Chapitre 331/53762%~7 min de lecture1 362 mots

Si des initiés du milieu avaient assisté à cette scène, quel titre sensationnel cela aurait fait.

Bien sûr, Luo Yao ne s'est pas retenue non plus — elle a fait tout enregistrer en secret.

Si ces images étaient mises en ligne sur des sites sud-coréens, ne briseraient-elles pas le moral de ces petits Coréens ?

« Pourquoi devons-nous nous agenouiller ici ? Je suis l'héritier du premier chaebol de Corée du Sud ! »

Qian Yinshang regarda son fils avec exaspération. Elle s'était déjà résignée à la réalité — ou plus précisément, à la domination de Luo Yao.

Elles n'étaient tout simplement pas du même niveau.

C'était une femme qui avait affronté à elle seule tout le monde des affaires, y compris des géants comme Samsung.

« Luo Yao a acculé Samsung tout en gérant simultanément les trois grandes familles de Shanghai. Cela seul suffit comme raison pour que nous nous agenouillions. »

« Mon fils, il y a un dicton chinois : "Endurer l'humiliation pour accomplir une grande mission." Si tu ne peux même pas supporter ce petit grief, tu ne parviendras jamais à déjouer Park Gukgi. »

Park Gukchang arborait toujours un air rancunier.

« Mais Luo Yao nous a humiliés avant, et maintenant nous venons la supplier ? Il n'y a pas d'autres options ? »

Qian Yinshang baissa la voix sèchement. « Tais-toi, bon à rien ! C'est le territoire de Luo Yao. Si elle t'entend, tout cet agenouillement n'aura servi à rien ! »
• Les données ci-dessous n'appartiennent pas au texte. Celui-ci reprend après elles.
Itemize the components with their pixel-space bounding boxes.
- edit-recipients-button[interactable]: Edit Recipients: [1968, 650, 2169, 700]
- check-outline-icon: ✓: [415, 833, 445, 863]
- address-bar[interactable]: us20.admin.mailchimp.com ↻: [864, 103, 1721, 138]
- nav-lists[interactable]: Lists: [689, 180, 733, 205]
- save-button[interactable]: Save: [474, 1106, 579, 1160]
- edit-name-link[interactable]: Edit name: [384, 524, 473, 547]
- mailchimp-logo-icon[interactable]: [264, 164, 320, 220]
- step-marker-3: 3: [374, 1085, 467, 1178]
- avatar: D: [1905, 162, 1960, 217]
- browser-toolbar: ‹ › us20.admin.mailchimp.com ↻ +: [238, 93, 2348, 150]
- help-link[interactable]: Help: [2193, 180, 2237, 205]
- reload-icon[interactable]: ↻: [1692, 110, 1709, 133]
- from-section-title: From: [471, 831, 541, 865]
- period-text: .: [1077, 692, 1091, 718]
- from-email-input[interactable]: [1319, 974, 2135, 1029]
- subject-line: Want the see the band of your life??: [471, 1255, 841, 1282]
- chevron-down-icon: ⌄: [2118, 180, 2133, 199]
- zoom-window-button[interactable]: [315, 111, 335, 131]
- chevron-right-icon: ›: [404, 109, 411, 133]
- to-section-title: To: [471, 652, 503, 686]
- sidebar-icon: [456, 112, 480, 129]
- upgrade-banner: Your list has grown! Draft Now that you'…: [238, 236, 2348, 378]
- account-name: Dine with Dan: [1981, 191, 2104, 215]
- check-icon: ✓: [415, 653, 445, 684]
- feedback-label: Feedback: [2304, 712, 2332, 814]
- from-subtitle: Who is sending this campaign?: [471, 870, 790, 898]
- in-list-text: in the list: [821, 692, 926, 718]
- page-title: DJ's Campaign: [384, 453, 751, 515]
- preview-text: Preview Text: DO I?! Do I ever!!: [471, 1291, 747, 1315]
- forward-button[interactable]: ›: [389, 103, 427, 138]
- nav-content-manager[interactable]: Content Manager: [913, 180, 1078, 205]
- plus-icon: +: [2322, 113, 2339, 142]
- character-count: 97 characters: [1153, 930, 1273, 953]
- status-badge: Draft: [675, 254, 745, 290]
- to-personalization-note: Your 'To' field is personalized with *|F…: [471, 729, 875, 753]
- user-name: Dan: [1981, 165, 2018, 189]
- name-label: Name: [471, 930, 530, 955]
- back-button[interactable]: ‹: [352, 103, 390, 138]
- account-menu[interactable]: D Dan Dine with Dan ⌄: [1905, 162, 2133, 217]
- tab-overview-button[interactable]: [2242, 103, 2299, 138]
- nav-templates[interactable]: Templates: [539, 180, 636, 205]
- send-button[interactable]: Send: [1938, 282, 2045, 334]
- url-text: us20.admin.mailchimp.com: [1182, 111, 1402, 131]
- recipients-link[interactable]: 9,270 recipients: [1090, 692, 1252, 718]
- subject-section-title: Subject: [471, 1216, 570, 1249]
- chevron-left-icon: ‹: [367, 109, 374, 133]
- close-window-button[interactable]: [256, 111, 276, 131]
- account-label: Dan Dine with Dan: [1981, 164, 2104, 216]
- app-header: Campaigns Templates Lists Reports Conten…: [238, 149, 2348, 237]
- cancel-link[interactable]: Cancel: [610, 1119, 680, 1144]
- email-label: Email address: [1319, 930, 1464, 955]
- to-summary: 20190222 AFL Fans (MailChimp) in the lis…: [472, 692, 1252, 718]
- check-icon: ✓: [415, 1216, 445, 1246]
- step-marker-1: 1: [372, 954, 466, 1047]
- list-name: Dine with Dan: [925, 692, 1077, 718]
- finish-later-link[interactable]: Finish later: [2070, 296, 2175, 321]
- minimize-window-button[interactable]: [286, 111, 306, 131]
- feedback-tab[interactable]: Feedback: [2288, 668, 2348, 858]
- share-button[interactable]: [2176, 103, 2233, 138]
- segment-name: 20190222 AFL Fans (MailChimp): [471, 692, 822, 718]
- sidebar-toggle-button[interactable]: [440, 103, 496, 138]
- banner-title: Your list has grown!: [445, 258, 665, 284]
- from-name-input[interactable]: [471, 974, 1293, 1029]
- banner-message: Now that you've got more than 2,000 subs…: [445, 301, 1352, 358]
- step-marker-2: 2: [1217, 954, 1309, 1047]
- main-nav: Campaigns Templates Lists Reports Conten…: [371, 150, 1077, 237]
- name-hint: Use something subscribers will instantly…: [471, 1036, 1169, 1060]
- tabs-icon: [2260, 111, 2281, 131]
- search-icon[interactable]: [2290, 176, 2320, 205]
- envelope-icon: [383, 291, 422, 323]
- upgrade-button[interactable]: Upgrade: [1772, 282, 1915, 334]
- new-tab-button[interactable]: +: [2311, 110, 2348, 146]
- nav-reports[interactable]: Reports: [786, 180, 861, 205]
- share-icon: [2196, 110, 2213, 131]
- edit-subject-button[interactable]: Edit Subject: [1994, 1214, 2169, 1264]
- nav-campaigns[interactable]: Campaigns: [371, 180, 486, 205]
Park Gukchang n'eut d'autre choix que d'obtempérer. En matière de ruse, il avait des lieues de retard sur sa mère.

« D'accord, j'ai compris », marmonna-t-il, bien que son cœur brûle toujours de défiance.

Dans la pièce, Lin Ran observait le flux de surveillance avec amusement. « Tiens, tiens, quel dommage. Si seulement nous étions encore à Pékin — j'aurais adoré les voir se geler les fesses. »

« Je peux les faire agenouiller à Pékin pour toi, si tu veux. »

Lin Ran agita vivement les mains. « Pas besoin, pas besoin, ma chère épouse. Et si on jouait à un jeu à la place ? Parions sur la raison de leur venue. »

Luo Yao hocha la tête, bien qu'elle ne paraisse pas particulièrement intéressée.

« D'accord. Quel est ton pari ? »

Lin Ran réfléchit un instant. « Je parie qu'ils sont venus demander ton aide contre Park Bo-gi. Puisqu'il a divorcé de Qian Yinshang, le petit Park Gukchang ne peut plus hériter de Samsung. »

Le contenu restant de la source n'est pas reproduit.